C. Potential benefits to the nation:
- Lowered rate of deforestation improves climate, wood supply and hydrology; decreases soil erosion,- potential for reducing dependence on imported fuel,- potential for short-range solution to deforestation while long-range reforestation programs get underway,- cost of providing improved cookstoves is low compared with other means of fighting deforestation.
D. Potential benefits to the global community:
- Stoves can slow down the rate of deforestation and desertification,- they allow time for reforestation projects to gain a foothold and help to change the balance toward extending forested areas once again.
Engineers build one dam after another, paying only modest heed to the farming practices and deforestation upstream that will, by influencing river silt loads, determine the dams' lifespan. Agricultural economists project regional food production far into the future using elaborate, computerized models, but without taking into account the deteriorating soil quality or the mounting frequency of floods that will under" cut it. Water resource specialists sink wells on the desert fringes with no arrangement to control nearby herd sizes, thus ensuring overgrazing and the creation of new tracts of desert. Foresters who must plant and protect trees among the livestock and firewood gatherers of the rural peasantry receive excellent training in botany and silviculture, but none in rural sociology; their saplings are destroyed by cattle, goats, and firewood seekers within weeks after planting.
- Erik Eckholm, Losing Ground, pp. 21-22
A note to policymakers and politicians
Improved stove technology is an element of comprehensive planning. Because of the magnitude of deforestation and desertification and the consequences which follow them, there is a grave urgency for action. Programs should be comprehensive integrated actions, aimed at both short and long-term solutions. Large scale reforestation programs and the better management of existing forests should be dovetailed into developing alternative energy sources for cooking, and into the introduction of fuel-efficient cookstoves. Comprehensive planning must also include such interrelated areas as literacy and education, health, birth control, nutrition, watershed planning, upgrading agriculture, urban sanitation and support for small businesses contributing to energy efficiency.

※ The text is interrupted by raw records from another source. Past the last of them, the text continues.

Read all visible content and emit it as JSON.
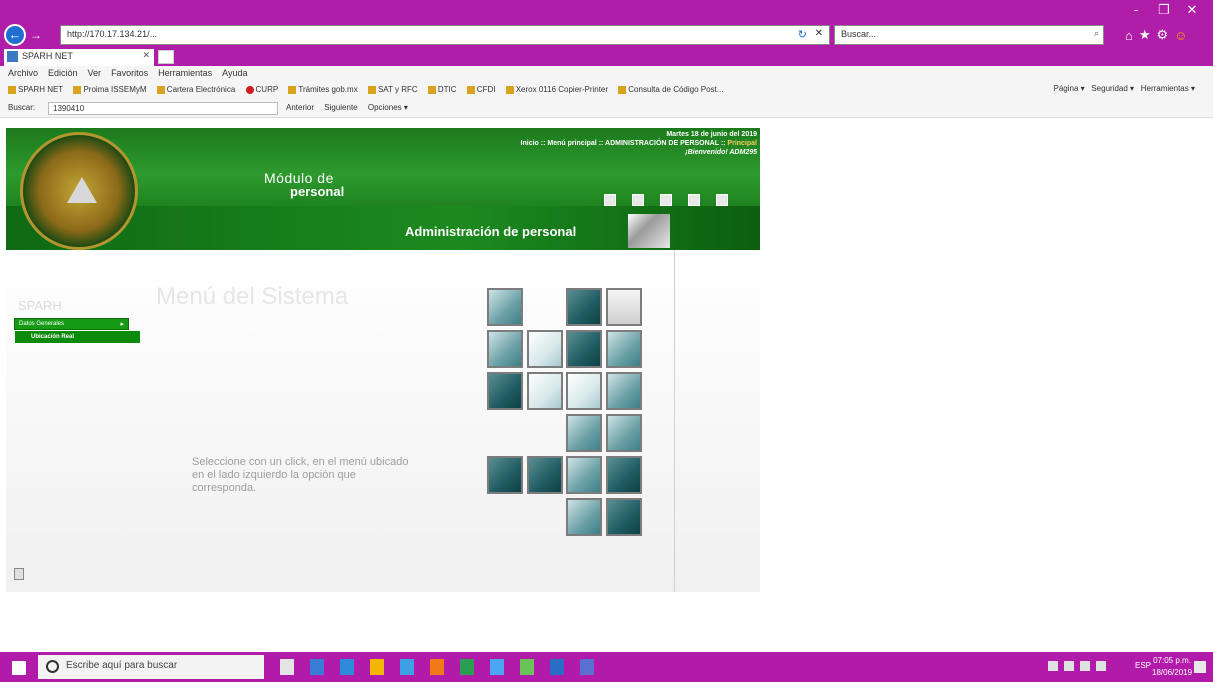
{
  "browser": {
    "address": "http://170.17.134.21/...",
    "search_placeholder": "Buscar...",
    "tab_title": "SPARH NET",
    "window_controls": [
      "-",
      "❐",
      "✕"
    ]
  },
  "menu": [
    "Archivo",
    "Edición",
    "Ver",
    "Favoritos",
    "Herramientas",
    "Ayuda"
  ],
  "favorites": [
    {
      "label": "SPARH NET",
      "icon": "folder-icon"
    },
    {
      "label": "Proima ISSEMyM",
      "icon": "folder-icon"
    },
    {
      "label": "Cartera Electrónica",
      "icon": "folder-icon"
    },
    {
      "label": "CURP",
      "icon": "record-icon"
    },
    {
      "label": "Trámites gob.mx",
      "icon": "folder-icon"
    },
    {
      "label": "SAT y RFC",
      "icon": "folder-icon"
    },
    {
      "label": "DTIC",
      "icon": "folder-icon"
    },
    {
      "label": "CFDI",
      "icon": "folder-icon"
    },
    {
      "label": "Xerox 0116 Copier-Printer",
      "icon": "folder-icon"
    },
    {
      "label": "Consulta de Código Post...",
      "icon": "folder-icon"
    }
  ],
  "commandbar": {
    "pagina": "Página ▾",
    "seguridad": "Seguridad ▾",
    "herramientas": "Herramientas ▾"
  },
  "findbar": {
    "label": "Buscar:",
    "value": "1390410",
    "anterior": "Anterior",
    "siguiente": "Siguiente",
    "opciones": "Opciones ▾"
  },
  "site": {
    "modulo_line1": "Módulo de",
    "modulo_line2": "personal",
    "date": "Martes 18 de junio del 2019",
    "breadcrumb_main": "Inicio :: Menú principal :: ADMINISTRACIÓN DE PERSONAL :: ",
    "breadcrumb_current": "Principal",
    "welcome": "¡Bienvenido! ADM295",
    "section_title": "Administración de personal",
    "side_faded": "SPARH",
    "faded_title": "Menú del Sistema",
    "menu_item_1": "Datos Generales",
    "menu_item_2": "Ubicación Real",
    "instructions": "Seleccione con un click, en el menú ubicado en el lado izquierdo la opción que corresponda."
  },
  "taskbar": {
    "search_placeholder": "Escribe aquí para buscar",
    "lang": "ESP",
    "time": "07:05 p.m.",
    "date": "18/06/2019"
  },
  "colors": {
    "window_chrome": "#b01da9",
    "banner_green": "#1c7a1c",
    "menu_green": "#159a15"
  }
}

At the national level there is a need for broadest thinking. In many countries the whole energy budget leans heavily on firewood production. How that resource is used will largely determine the future of the country. National economic planning should now include stoves; their widespread use could affect national fiscal and demographic planning. Fuel conserving cookstoves are not simply a matter of domestic convenience for poor people; the economic autonomy of many poorer nations partially depends on them.
Where should a poor country invest? Where can foreign aid be best spent? As the fast growing populations of urban poor switch from using wood to charcoal, their demand on firewood resources will explode. Already in many countries the urban minority uses more wood than the rural majority because of inefficiencies in the production of charcoal. Future efforts must be directed at simple, fuel-saving cooking devices for city people.

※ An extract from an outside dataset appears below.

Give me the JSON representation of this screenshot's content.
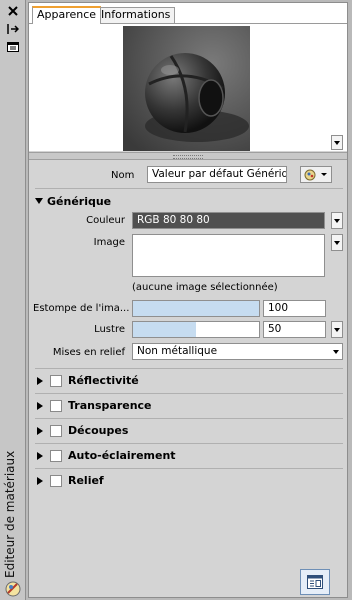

For countries where the fuel scarcity is acute, an emergency program of subsidized kerosene or coal should be considered (Senegal, by comparison, subsidizes charcoal, which accelerates the problem of deforestation). Large initial subsidies could be gradually withdrawn over, for instance, ten years. This would encourage people to use fossil fuels which are at present too expensive for them, giving time to implement a massive firewood plantation scheme, to introduce pressure cookers, heat retaining cookers and other fuelconserving tools and to enlist public support for treating the fuel shortage as a major emergency.